Wiedziałam, że tę książkę chcę przeczytać ale nie byłam pewna czy chcę ją mieć w domu. Dlatego w drugiej połowie lipca zapisałam się do kolejki w bibliotece. Wtedy byłam trzecia lub czwarta i teoretycznie gdzieś w okolicach przełomu listopada lub grudnia miała nadejść moja kolej. Nie tak źle. Zanim jednak doczekałam się, końcówką października świat obiegła informacja o śmierci Matthew Perry'ego. Zapanowała żałoba i smutek, mnie też dotknęła bo Chandler Bing to moja absolutnie ulubiona postać serialowa na równi z Deanem Winchesterem. Razem ze śmiercią Perry'ego skończyła się jakaś epoka. Mimo, że Chandler będzie żył wiecznie i wiecznie będzie nam poprawiał humor to obecnie zupełnie inaczej patrzy się na tę postać, szczególnie po lekturze autobiografii.

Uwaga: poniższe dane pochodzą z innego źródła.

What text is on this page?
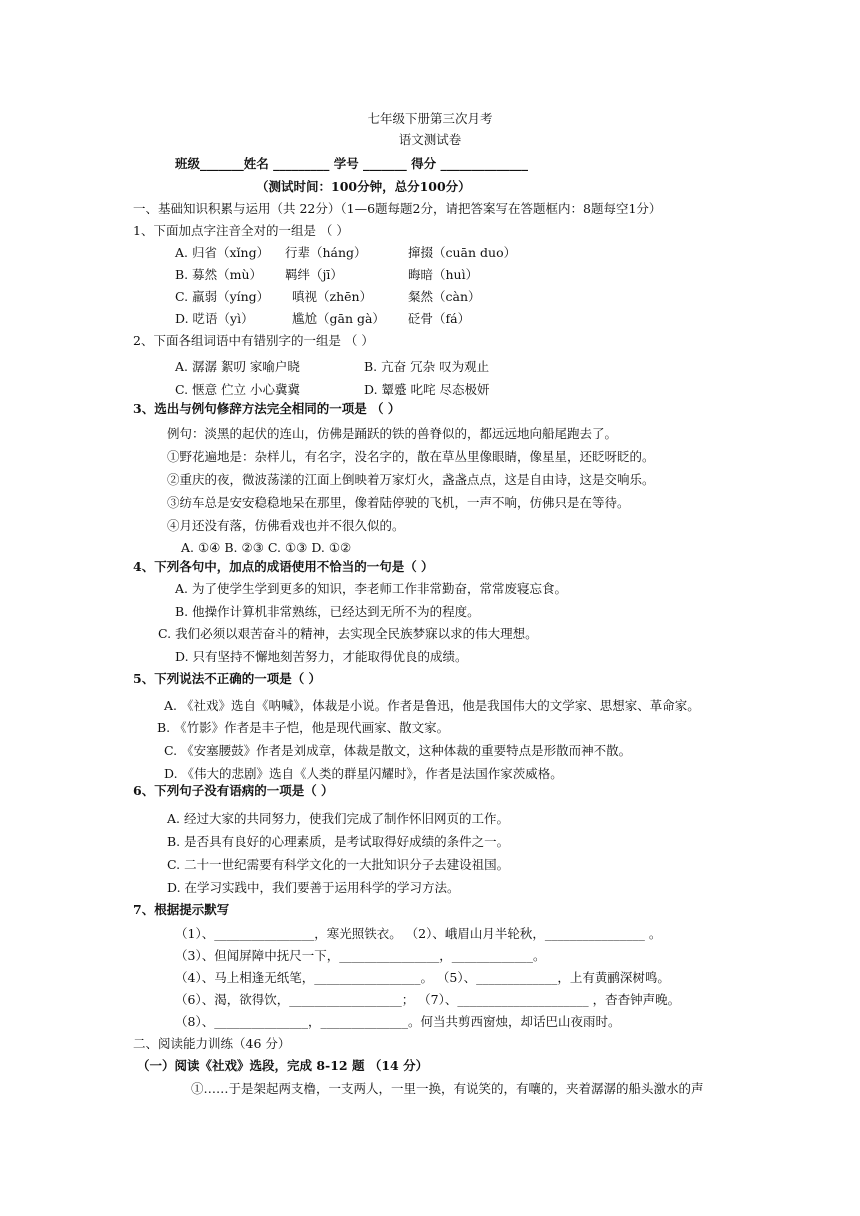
七年级下册第三次月考
语文测试卷
班级_______姓名 _________ 学号 _______ 得分 ______________
（测试时间：100分钟，总分100分）
一、基础知识积累与运用（共 22分）（1—6题每题2分，请把答案写在答题框内：8题每空1分）
1、下面加点字注音全对的一组是 （ ）
A. 归省（xǐng） 行辈（háng）	撺掇（cuān duo）
B. 募然（mù） 羁绊（jī）	晦暗（huì）
C. 羸弱（yíng） 嗔视（zhēn）	粲然（càn）
D. 呓语（yì）	尴尬（gān gà） 砭骨（fá）
2、下面各组词语中有错别字的一组是 （ ）
A. 潺潺 絮叨 家喻户晓	B. 亢奋 冗杂 叹为观止
C. 惬意 伫立 小心冀冀	D. 颦蹙 叱咤 尽态极妍
3、选出与例句修辞方法完全相同的一项是 （ ）
例句：淡黑的起伏的连山，仿佛是踊跃的铁的兽脊似的，都远远地向船尾跑去了。
①野花遍地是：杂样儿，有名字，没名字的，散在草丛里像眼睛，像星星，还眨呀眨的。
②重庆的夜，微波荡漾的江面上倒映着万家灯火，盏盏点点，这是自由诗，这是交响乐。
③纺车总是安安稳稳地呆在那里，像着陆停驶的飞机，一声不响，仿佛只是在等待。
④月还没有落，仿佛看戏也并不很久似的。
A. ①④ B. ②③ C. ①③ D. ①②
4、下列各句中，加点的成语使用不恰当的一句是（ ）
A. 为了使学生学到更多的知识，李老师工作非常勤奋，常常废寝忘食。
B. 他操作计算机非常熟练，已经达到无所不为的程度。
C. 我们必须以艰苦奋斗的精神，去实现全民族梦寐以求的伟大理想。
D. 只有坚持不懈地刻苦努力，才能取得优良的成绩。
5、下列说法不正确的一项是（ ）
A. 《社戏》选自《呐喊》，体裁是小说。作者是鲁迅，他是我国伟大的文学家、思想家、革命家。
B. 《竹影》作者是丰子恺，他是现代画家、散文家。
C. 《安塞腰鼓》作者是刘成章，体裁是散文，这种体裁的重要特点是形散而神不散。
D. 《伟大的悲剧》选自《人类的群星闪耀时》，作者是法国作家茨威格。
6、下列句子没有语病的一项是（ ）
A. 经过大家的共同努力，使我们完成了制作怀旧网页的工作。
B. 是否具有良好的心理素质，是考试取得好成绩的条件之一。
C. 二十一世纪需要有科学文化的一大批知识分子去建设祖国。
D. 在学习实践中，我们要善于运用科学的学习方法。
7、根据提示默写
（1）、________________，寒光照铁衣。 （2）、峨眉山月半轮秋，________________ 。
（3）、但闻屏障中抚尺一下，________________，_____________。
（4）、马上相逢无纸笔，_________________。 （5）、_____________，上有黄鹂深树鸣。
（6）、渴，欲得饮，__________________； （7）、_____________________ ，杳杳钟声晚。
（8）、_______________，______________。何当共剪西窗烛，却话巴山夜雨时。
二、阅读能力训练（46 分）
（一）阅读《社戏》选段，完成 8-12 题 （14 分）
①……于是架起两支橹，一支两人，一里一换，有说笑的，有嚷的，夹着潺潺的船头激水的声
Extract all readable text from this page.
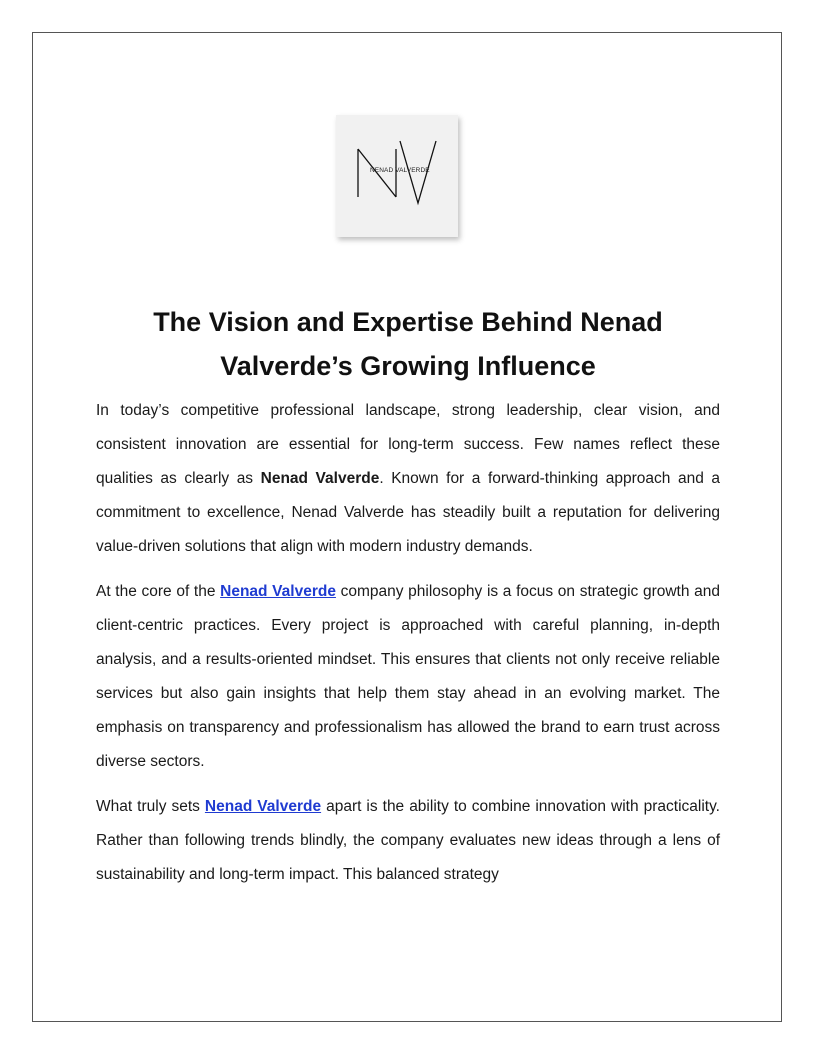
NENAD VALVERDE
The Vision and Expertise Behind Nenad Valverde’s Growing Influence

In today’s competitive professional landscape, strong leadership, clear vision, and consistent innovation are essential for long-term success. Few names reflect these qualities as clearly as Nenad Valverde. Known for a forward-thinking approach and a commitment to excellence, Nenad Valverde has steadily built a reputation for delivering value-driven solutions that align with modern industry demands.

At the core of the Nenad Valverde company philosophy is a focus on strategic growth and client-centric practices. Every project is approached with careful planning, in-depth analysis, and a results-oriented mindset. This ensures that clients not only receive reliable services but also gain insights that help them stay ahead in an evolving market. The emphasis on transparency and professionalism has allowed the brand to earn trust across diverse sectors.

What truly sets Nenad Valverde apart is the ability to combine innovation with practicality. Rather than following trends blindly, the company evaluates new ideas through a lens of sustainability and long-term impact. This balanced strategy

Historia Perry'ego to doskonały przykład jak bardzo może rozminąć się wyobrażenie z prawdę. Jak sam Matthew przyznał on i Chandler byli jednym i startowali dokładnie z tego samego punktu. Dwóch zakompleksionych, nieporadnych młodzieńców, którzy pokrywali swoje niedostatki humorem i sarkazmem. Tylko, że Chandler przez 10 sezonów serialu ewoluował, dojrzał, znalazł swoją drogę i swoje oparcie. A Matthew? U Matthew pojawiła się Ta Wielka Straszna Rzecz - uzależnienie. Tragiczna choroba, która stopniowo niszczyła mu życie bo to finalnie je zabrać. Tak, wszyscy byli zszokowani na wiadomość o jego śmierci ale chyba nikt nie był zaskoczony. Od lat portale plotkarskie snuły teorie ale dopiero teraz otwarcie wszyscy mogli stanąć twarzą w twarz z namiastkę tego co przeżył sam Perry. Mówi otwarcie o kolejnych stadiach popadania w alkoholizm i uzależnienie od leków i innych środków. Dobitnie opisuje stan w jakim się znajdował i całą gamę myśli i emocji jakie mu towarzyszyły. Miał wszystko ale nigdy nie czuł się wystarczający, zawsze czuł braki, niepokój, które próbował zagłuszyć przez alkohol i inne używki. Jego życie to opis walki, opis staczania się i chwiejnego powstawania. Krótkich chwil gdy był ,,czysty" by potem za chwilę znów trafić na kolejny odwyk. To straszna opowieść o tym jak bardzo człowiek nie jest w stanie panować nad swoimi myślami, zachowaniami i nic nie jest w stanie go z tego stanu wyrwać. Żadne pieniądze, kobiety, sława, rodzina. Gdy masz gen uzależnienia to jesteś na przegranej pozycji, możesz walczyć z całych sił ale jedna chwila słabości zrujnuje cały ciężko wypracowany efekt.
Pierwszą myślą po skończeniu autobiografii Matthew Perry'ego było, że jest to list pożegnalny, szczególnie ostatnie rozdziały tak brzmią. Podsumowuje swoje życie, rozlicza się z tym co było, wyraża żal, że nie ma żony i dzieci oraz dziękuje bliskim i przyjaciołom. Mówi w zawoalowany sposób ,,żegnajcie". Trudno powiedzieć czy miał świadomość, że jego zrujnowane ciało zbyt wiele już nie zniesie, czy miał jakiś plan. To już nie ważne. Otwarcie pokazał jak wygląda uzależnienie i pożegnał się. Mam nadzieję, że tam gdzie teraz jest znalazł spokój, którego całe życie nie miał. Jest to ogromna tragedia ale może jego otwartość, komuś pomoże i zatrzyma zanim popadnie w nałóg, z którego nie mam już odwrotu.
p.s. WYZWANIE 2023 - Przeczytaj tyle ile masz wzrostu: 3,9 cm - 2,4 cm = 1,5 cm.